Question

Use algebraic methods to find as many intersection points of the following curves as possible. Use graphical methods to identify the remaining intersection points. $$r=3 \sin \theta \text { and } r=3 \cos \theta$$

Short answer

Answer: The intersection points of the curves given by $$r=3 \sin \theta$$ and $$r=3 \cos \theta$$ are $$\left(\frac{3\sqrt{2}}{2}, \frac{3\sqrt{2}}{2}\right)$$ and $$\left(-\frac{3\sqrt{2}}{2}, -\frac{3\sqrt{2}}{2}\right)$$.

Step-by-step solution

Set the equations equal to each other

First, in order to find where the two curves intersect, we must set the two equations equal to each other: $$3 \sin \theta = 3 \cos \theta$$.

Isolate the trigonometric functions

To continue solving, we want to isolate the trigonometric functions on one side of the equation. So, we can simply divide both sides by 3 and get the equation: $$\sin \theta = \cos \theta$$.

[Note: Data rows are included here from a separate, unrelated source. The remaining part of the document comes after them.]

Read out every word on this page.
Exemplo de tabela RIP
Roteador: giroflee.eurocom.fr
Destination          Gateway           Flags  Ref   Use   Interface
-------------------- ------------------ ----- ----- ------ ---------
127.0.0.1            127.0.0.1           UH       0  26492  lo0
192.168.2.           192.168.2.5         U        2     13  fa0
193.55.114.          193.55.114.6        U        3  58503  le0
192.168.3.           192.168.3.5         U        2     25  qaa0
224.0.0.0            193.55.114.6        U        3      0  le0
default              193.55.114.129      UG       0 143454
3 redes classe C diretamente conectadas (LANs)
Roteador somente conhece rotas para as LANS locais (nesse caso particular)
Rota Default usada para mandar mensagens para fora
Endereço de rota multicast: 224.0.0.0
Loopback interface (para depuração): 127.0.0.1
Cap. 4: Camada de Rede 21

Use the identity for sine and cosine

We know that the sine and cosine functions are related by the identity $$\sin \left(\frac{\pi}{2} - \theta\right) = \cos \theta$$. So, we can rewrite our equation as $$\sin \theta = \sin \left(\frac{\pi}{2} - \theta\right)$$.

Find the angles where the functions are equal

By the identity, when $$\theta = \frac{\pi}{4}$$, the sine function will be equal to the cosine function. Using the identity $$\sin \theta = \sin \left(\frac{\pi}{2} - \theta\right)$$, we identify $$\theta = \frac{\pi}{4}$$ as one of the angles for which the two polar curves intersect.

Graph the curves

To find the remaining intersection points, we must graph the curves in a polar coordinate system. We know that $$\theta = \frac{\pi}{4}$$ is one of the intersecting angles, and after graphing the two curves, we can also see that they intersect at $$\theta = -\frac{3\pi}{4}$$. So, our intersection points are: $$\left(3\sin(\frac{\pi}{4}), \frac{\pi}{4}\right)$$ and $$\left(3\sin(-\frac{3\pi}{4}), -\frac{3\pi}{4}\right)$$.

Convert polar coordinates to rectangular coordinates

To fully understand the intersection points, we will convert the polar coordinates to rectangular coordinates. $$\left(3\sin(\frac{\pi}{4}), \frac{\pi}{4}\right) = (\frac{3\sqrt{2}}{2}, \frac{3\sqrt{2}}{2})$$ and $$\left(3\sin(-\frac{3\pi}{4}), -\frac{3\pi}{4}\right) = (-\frac{3\sqrt{2}}{2}, -\frac{3\sqrt{2}}{2})$$. The intersection points of the curves given by $$r=3 \sin \theta$$ and $$r=3 \cos \theta$$ are $$\left(\frac{3\sqrt{2}}{2}, \frac{3\sqrt{2}}{2}\right)$$ and $$\left(-\frac{3\sqrt{2}}{2}, -\frac{3\sqrt{2}}{2}\right)$$.